Выхожу во двор. Нужно заглянуть к ним. Перебегаю через дорогу к клубу. Останавливаюсь на ступеньках у входа в подвал. Тяжелый запах гноя, немытого тела идет из глубины — и ничего не сделаешь: лежат тридцать человек, нары двойные, вентиляции нет.
На стене, над дверью висят подковы — ребята повесили на счастье. Стою, прислушиваюсь, о чем говорят. Нет, пока ничего не знают. Обычные разговоры. Узнаю раненых по голосам. Вот стон, приглушенный, как в полусне, — это разведчик Терехов. Он все время стонет — руки, ноги, спина изувечены. Колем морфий. Толкует моряк из штрафников:
— Ты, корешок, не тушуйся — с докторами тоже воевать надо. У меня пулевое в ногу было. Под Новороссийском припечатали. Кость затронуло, но чую — нога живая. Попал в армейский госпиталь, пришли доктора, сидели, щупали, смотрели. Потом один очкастый берет палочку с йодом и обводит круг на ноге. Спрашиваю:
— Для чего?
— Будем ампутацию делать.
— Резать не дам…
— Тогда помрешь…
— Нога живая — не дам.
Взял костыли и кричу:
— Буду биться до смерти. Давай переводи в морской госпиталь. Видят они — со мной не договориться. Ушли. А потом — на самолет и в Сочи. А в Сочах операцию сделали, загипсовали. И нога на месте… Дуй до горы!

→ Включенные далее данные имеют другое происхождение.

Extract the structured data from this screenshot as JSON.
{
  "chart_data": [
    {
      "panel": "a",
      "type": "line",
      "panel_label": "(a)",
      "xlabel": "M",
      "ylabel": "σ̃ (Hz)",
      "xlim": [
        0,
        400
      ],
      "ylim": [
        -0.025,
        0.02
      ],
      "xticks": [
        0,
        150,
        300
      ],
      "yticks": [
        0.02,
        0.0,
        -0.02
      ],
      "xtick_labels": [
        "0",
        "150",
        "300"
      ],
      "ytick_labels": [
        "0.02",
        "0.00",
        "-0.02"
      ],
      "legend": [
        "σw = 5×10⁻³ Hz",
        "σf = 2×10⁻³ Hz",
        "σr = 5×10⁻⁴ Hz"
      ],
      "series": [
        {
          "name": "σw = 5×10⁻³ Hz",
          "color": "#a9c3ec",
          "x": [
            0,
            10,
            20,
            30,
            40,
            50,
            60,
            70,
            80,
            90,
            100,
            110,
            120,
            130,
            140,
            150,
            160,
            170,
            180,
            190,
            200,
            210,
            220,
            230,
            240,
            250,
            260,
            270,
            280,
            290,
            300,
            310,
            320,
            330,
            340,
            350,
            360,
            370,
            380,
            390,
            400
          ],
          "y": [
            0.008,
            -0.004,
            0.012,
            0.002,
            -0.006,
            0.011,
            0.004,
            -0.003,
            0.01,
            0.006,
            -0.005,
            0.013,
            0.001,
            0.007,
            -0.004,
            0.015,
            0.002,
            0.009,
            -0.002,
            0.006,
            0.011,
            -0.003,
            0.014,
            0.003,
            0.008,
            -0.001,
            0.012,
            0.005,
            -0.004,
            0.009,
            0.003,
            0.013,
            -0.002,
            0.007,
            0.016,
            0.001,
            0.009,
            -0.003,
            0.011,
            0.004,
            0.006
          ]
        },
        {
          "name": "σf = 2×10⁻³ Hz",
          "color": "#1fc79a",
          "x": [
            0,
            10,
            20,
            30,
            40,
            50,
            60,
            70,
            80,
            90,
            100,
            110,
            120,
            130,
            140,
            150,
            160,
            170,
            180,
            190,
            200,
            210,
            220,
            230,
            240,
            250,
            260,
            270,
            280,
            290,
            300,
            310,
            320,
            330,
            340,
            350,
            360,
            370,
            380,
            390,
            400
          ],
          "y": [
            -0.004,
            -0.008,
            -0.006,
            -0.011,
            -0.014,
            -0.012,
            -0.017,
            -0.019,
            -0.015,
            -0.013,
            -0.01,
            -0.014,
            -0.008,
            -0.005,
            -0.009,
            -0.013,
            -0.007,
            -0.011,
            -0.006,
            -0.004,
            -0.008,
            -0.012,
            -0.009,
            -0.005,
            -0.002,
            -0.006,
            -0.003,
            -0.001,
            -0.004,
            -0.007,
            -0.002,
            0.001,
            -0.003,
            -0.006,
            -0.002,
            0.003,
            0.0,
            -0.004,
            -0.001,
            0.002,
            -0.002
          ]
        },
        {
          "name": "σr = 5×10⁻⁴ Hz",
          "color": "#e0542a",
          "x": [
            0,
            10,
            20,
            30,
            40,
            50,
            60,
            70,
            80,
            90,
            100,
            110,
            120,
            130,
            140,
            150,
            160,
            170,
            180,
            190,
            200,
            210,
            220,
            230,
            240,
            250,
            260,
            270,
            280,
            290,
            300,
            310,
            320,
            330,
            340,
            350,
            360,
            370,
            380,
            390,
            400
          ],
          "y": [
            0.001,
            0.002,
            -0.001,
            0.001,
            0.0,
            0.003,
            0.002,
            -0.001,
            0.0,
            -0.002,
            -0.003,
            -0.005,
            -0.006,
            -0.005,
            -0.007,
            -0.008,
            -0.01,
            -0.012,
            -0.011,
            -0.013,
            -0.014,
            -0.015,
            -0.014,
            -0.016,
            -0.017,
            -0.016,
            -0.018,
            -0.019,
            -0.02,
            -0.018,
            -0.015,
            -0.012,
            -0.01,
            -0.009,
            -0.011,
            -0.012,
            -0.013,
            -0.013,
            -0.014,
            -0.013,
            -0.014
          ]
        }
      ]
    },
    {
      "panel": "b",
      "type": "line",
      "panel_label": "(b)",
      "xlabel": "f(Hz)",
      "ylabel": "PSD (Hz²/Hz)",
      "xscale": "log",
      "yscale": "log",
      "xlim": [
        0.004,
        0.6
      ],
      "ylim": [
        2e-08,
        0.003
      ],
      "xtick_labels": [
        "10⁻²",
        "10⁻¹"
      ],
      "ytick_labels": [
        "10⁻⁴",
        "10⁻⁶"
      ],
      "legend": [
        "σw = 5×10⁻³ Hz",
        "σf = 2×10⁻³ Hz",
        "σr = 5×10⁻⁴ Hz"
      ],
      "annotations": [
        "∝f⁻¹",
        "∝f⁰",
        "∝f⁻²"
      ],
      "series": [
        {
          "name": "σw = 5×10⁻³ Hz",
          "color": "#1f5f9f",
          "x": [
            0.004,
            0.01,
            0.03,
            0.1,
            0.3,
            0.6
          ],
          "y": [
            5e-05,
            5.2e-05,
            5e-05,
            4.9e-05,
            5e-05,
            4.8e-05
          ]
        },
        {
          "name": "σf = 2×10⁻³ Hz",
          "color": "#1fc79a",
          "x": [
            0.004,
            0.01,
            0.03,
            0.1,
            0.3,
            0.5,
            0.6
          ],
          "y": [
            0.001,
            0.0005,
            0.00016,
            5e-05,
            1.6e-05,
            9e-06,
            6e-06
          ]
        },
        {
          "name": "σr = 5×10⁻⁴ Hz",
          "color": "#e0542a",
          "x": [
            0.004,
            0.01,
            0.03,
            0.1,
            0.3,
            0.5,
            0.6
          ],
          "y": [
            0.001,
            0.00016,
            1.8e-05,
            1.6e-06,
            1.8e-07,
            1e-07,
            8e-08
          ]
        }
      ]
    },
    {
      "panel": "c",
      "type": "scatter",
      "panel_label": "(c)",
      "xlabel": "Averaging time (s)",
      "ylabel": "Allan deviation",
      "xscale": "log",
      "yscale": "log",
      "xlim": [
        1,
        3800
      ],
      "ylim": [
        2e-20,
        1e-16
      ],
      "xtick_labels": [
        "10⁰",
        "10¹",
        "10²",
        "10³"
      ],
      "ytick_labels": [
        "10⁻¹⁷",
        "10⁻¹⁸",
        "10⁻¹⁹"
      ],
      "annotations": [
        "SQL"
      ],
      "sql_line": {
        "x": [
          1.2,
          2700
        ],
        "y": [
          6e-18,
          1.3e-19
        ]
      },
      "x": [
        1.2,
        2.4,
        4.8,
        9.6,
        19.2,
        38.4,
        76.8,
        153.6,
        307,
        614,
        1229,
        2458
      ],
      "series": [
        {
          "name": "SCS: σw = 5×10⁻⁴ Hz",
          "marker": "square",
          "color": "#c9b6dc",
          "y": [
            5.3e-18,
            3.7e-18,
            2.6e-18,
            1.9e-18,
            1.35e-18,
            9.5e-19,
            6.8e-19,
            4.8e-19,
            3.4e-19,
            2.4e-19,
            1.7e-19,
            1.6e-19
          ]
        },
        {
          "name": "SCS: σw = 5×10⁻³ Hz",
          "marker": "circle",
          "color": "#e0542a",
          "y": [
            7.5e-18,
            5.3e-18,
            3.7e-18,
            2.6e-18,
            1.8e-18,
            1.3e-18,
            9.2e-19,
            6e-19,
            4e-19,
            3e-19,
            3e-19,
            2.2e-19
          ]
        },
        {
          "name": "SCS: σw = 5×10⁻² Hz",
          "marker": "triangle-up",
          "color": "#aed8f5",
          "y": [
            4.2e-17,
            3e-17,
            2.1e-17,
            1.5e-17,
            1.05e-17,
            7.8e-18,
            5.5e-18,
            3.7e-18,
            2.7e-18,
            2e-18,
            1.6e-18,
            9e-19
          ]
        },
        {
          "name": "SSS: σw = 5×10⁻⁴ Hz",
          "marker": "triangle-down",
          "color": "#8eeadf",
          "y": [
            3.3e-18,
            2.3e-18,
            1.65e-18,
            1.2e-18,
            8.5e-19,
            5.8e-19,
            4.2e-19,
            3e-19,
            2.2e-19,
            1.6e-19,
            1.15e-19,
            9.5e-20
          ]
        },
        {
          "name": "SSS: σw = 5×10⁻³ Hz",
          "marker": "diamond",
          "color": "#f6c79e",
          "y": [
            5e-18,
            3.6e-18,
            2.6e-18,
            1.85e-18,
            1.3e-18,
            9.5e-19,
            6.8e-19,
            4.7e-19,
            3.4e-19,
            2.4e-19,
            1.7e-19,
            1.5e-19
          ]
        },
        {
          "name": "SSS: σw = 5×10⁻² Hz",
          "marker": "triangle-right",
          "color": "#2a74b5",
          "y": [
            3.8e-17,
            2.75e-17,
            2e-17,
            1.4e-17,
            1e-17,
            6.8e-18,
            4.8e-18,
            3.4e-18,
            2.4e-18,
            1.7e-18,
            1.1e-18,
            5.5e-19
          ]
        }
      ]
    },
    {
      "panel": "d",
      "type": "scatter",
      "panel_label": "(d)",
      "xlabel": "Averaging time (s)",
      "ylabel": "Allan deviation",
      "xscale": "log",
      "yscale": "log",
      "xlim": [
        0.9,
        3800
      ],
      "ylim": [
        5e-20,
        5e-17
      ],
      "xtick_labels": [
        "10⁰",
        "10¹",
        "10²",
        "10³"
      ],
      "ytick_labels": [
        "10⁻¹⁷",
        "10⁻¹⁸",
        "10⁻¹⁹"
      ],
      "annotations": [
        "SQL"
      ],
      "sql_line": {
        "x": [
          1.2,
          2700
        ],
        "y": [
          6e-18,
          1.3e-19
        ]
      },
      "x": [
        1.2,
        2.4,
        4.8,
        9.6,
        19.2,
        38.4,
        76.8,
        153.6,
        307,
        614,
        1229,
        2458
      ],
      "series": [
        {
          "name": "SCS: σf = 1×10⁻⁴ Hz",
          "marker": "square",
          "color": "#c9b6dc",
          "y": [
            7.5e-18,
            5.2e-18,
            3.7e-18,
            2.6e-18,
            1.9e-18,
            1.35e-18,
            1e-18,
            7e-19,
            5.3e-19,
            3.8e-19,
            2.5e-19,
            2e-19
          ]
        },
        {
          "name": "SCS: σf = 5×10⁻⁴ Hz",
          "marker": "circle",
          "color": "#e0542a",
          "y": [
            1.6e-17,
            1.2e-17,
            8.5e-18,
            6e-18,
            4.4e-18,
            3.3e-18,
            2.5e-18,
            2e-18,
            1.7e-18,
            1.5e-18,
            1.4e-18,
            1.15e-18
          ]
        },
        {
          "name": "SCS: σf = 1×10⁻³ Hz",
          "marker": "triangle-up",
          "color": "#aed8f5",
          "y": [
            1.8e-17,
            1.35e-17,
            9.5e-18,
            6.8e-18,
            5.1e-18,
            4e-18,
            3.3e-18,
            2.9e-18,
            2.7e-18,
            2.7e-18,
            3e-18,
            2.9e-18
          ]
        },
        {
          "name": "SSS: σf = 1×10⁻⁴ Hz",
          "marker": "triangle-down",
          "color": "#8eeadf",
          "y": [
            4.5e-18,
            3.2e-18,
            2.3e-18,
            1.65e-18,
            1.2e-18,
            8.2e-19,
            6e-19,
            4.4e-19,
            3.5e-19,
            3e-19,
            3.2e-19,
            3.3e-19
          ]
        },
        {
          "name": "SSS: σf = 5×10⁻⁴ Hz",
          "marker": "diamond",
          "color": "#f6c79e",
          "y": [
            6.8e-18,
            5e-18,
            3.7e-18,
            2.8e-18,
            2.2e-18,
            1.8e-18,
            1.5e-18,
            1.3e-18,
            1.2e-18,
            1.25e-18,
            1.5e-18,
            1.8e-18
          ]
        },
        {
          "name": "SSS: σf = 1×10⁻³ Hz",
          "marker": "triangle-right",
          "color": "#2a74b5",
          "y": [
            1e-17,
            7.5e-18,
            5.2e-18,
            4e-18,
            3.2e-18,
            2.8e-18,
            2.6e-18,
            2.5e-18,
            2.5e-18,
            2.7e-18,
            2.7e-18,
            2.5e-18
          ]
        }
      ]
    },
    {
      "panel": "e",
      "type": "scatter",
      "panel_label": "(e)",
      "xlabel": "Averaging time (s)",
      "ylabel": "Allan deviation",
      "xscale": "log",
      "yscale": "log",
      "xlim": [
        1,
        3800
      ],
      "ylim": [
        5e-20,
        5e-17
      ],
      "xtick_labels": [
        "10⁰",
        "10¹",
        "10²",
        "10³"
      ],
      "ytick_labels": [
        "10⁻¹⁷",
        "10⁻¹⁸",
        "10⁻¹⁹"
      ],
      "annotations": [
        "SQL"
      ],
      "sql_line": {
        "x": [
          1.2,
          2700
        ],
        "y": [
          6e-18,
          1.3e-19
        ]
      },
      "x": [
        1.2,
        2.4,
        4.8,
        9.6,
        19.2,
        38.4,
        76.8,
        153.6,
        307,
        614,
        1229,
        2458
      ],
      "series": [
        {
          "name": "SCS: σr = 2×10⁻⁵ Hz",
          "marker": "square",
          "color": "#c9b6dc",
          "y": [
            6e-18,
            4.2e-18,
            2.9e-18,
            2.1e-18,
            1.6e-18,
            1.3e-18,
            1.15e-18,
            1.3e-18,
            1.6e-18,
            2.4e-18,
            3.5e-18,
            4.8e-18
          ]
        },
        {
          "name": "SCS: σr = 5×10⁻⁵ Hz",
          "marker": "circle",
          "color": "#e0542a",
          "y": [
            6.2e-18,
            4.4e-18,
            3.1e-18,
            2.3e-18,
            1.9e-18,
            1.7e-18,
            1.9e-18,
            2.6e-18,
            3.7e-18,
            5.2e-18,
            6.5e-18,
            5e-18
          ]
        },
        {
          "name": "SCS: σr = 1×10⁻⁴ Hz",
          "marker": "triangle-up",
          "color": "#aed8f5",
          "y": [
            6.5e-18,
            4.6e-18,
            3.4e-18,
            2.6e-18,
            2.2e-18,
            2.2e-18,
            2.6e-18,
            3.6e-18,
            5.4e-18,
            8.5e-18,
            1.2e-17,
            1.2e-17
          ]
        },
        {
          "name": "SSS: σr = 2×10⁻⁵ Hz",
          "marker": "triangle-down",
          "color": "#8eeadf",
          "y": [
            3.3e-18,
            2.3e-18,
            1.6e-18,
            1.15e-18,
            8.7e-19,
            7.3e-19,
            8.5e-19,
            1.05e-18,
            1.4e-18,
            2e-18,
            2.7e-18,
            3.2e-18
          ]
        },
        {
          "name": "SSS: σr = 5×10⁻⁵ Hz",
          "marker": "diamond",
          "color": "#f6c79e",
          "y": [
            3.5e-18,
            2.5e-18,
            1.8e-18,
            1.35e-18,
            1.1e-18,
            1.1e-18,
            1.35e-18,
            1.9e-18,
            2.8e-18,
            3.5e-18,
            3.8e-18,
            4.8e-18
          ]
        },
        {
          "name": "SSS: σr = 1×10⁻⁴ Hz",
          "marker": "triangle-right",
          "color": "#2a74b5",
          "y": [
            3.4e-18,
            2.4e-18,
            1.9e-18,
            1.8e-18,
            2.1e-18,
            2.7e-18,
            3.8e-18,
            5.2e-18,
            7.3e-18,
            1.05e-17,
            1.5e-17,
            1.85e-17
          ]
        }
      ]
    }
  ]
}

Раненые всегда любят приукрашивать. В этом отношении они как дети. И обижаются тоже как дети. Помню, как один раненый в Геленджике «воевал», не давал остричь чуб — там и чубчик был, три волосинки… У него тяжелое ранение в позвоночник, а он забыл о ране — его волновал чубчик.
А попробуй у раненого взять пистолет! Это возможно лишь, когда он лежит без сознания.
Кому это говорил моряк? Ага. Унылый голосок:
— Колено прямо распирает, а рана совсем маленькая. И все-таки они знают лучше…
Отвечает Птенчик, так мы прозвали младшего лейтенанта Лапина. Белобрысый, с загнутыми, как у девчонки, ресницами. У Лапина повреждена коленная чашечка. Рана небольшая, но коварная. Задет сустав — нужно будет вскрывать.
— А я за наших докторов, — басит Щитов. — Знаешь, как им приходится!.. Полководец Багратион еще говорил: «Лучше три часа в бою, чем три минуты на медпункте…» Они мне ноги спасли. Точно. Я понимал, что с ногами погорел…
— Чего ты понимал?
— Я ведь сам чуток медиком был…
— Жора, не чуди бесплатно.
— А вот так… Что было — то было. Правда, доктора из меня не вышло. Учился в Черниговском техникуме, фельдшерско-акушерском. Ну и перед экзаменами решили кутнуть. Финансы поют романсы, а выпить охота… Кто-то из ребят вспомнил — в кабинете наглядных пособий есть спирт. Забрались туда, а там в склянках-банках всякие препараты, зародыши в спирте плавают. Мы этот спирт реквизировали… И в общежитии распили. Дирекция узнала про наш концерт, и восемь человек — фюйть — отчислили…
— Шкодливый ты, оказывается. А на море как попал?